İşte İbrahim Kalın'ın NTV canlı yayınındaki açıklamalarından satır başları:
Koronavirüs tedvai süreci
O kadar dikkat etmemize rağmen kaptık. Nezle, grip gibi atlattık. Kısa bir sürede toparladım. İlk belirdiği anda Cumhurbaşkanımızdan uzaklaştım, onun sağlığı hepimizinkinden daha önemli. Adı konmamış bir karantinaya aldım kendimi. Test pozitif gelince hemen karantinaya ve tedaviye geçtim. Tedavi süreci zorlu değildi. İstirahat ettik. Benim için iyi bir fırsat da oldu, işleri telefonla takip ettim. Elimde bir kitap çalışması vardı, onu bitirdim. Verimli bir karantina dönemi oldu.
Sokağa çıkma kısıtlaması
Bu tedbirler Bilim Kurulu'nun tavsiyeleri çerçevesinde alınıyor fakat büyük fotoğrafı Cumhurbaşkanımız da değerlendirmek durumunda. Öneriler değerlendirildikten sonra bu tedbirler Cumhurbaşkanımız tarafından açıklandı. Kurulun önerileri bizim için son derece önemli. Ama tedbir tek başına yetmiyor. Kendileri bilinçli bir şekilde bunları hayata geçirmezlerse en katı tedbirleri bile uygulasanız netice almanız zorlaşır. O yüzden vatandaşın bu konuda bilinç sahibi olması çok önemli. Belli ki virüs mutasyona uğruyor, farklı şekillerde bulaşmaya devam ediyor. Tehlike geçmiş değil, grip-nezle döneminde daha da artmış durumda.

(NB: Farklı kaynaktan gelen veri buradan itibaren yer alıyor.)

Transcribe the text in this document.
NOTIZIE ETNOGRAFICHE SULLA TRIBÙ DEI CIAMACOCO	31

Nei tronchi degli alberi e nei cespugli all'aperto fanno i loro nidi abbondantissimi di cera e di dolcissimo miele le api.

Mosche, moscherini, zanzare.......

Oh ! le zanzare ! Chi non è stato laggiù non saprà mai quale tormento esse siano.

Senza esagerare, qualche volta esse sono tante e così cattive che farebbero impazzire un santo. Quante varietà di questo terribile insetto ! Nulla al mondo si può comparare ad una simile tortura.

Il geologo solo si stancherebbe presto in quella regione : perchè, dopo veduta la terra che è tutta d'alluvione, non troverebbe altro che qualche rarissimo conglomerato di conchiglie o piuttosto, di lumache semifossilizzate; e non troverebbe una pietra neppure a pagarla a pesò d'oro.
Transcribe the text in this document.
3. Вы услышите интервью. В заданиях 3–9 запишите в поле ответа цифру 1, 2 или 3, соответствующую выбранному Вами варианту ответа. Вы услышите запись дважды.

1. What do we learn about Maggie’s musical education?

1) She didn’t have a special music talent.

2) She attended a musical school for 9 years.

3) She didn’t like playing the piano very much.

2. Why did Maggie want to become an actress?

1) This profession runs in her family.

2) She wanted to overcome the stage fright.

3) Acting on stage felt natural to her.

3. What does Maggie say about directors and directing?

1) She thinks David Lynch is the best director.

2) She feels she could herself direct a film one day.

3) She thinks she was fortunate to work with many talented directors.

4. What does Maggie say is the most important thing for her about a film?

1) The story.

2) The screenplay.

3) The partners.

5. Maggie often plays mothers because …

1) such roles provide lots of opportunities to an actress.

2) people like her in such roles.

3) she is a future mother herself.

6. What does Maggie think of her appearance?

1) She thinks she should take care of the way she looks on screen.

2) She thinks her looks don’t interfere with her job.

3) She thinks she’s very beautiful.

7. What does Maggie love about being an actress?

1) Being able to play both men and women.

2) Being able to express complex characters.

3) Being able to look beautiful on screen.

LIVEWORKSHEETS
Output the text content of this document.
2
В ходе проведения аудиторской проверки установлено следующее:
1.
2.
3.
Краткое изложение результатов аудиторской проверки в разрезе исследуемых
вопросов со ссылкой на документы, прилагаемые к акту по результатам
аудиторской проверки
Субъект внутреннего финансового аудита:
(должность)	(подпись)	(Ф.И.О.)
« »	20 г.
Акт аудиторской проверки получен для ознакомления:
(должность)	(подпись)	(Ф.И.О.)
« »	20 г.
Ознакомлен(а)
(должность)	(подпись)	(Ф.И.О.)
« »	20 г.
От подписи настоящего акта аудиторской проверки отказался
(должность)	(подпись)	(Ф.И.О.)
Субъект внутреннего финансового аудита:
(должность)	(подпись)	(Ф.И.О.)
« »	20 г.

Birçok Avrupa ülkesi tekrar kapanma dönemine girdi. Brüksel'deydim, orada sokakta hayat adeta durmuş gibi. Amerika'daki durum gerçekten kötü. Günlük vaka sayısı 120-150 bin arası seyrediyor. Bütün bunlara baktığınızda virüs hız kaybetmiyor. Farklı tedbirler yine gündeme gelebilir.
Tam kapsamlı kapanmaya Ankara nasıl bakıyor?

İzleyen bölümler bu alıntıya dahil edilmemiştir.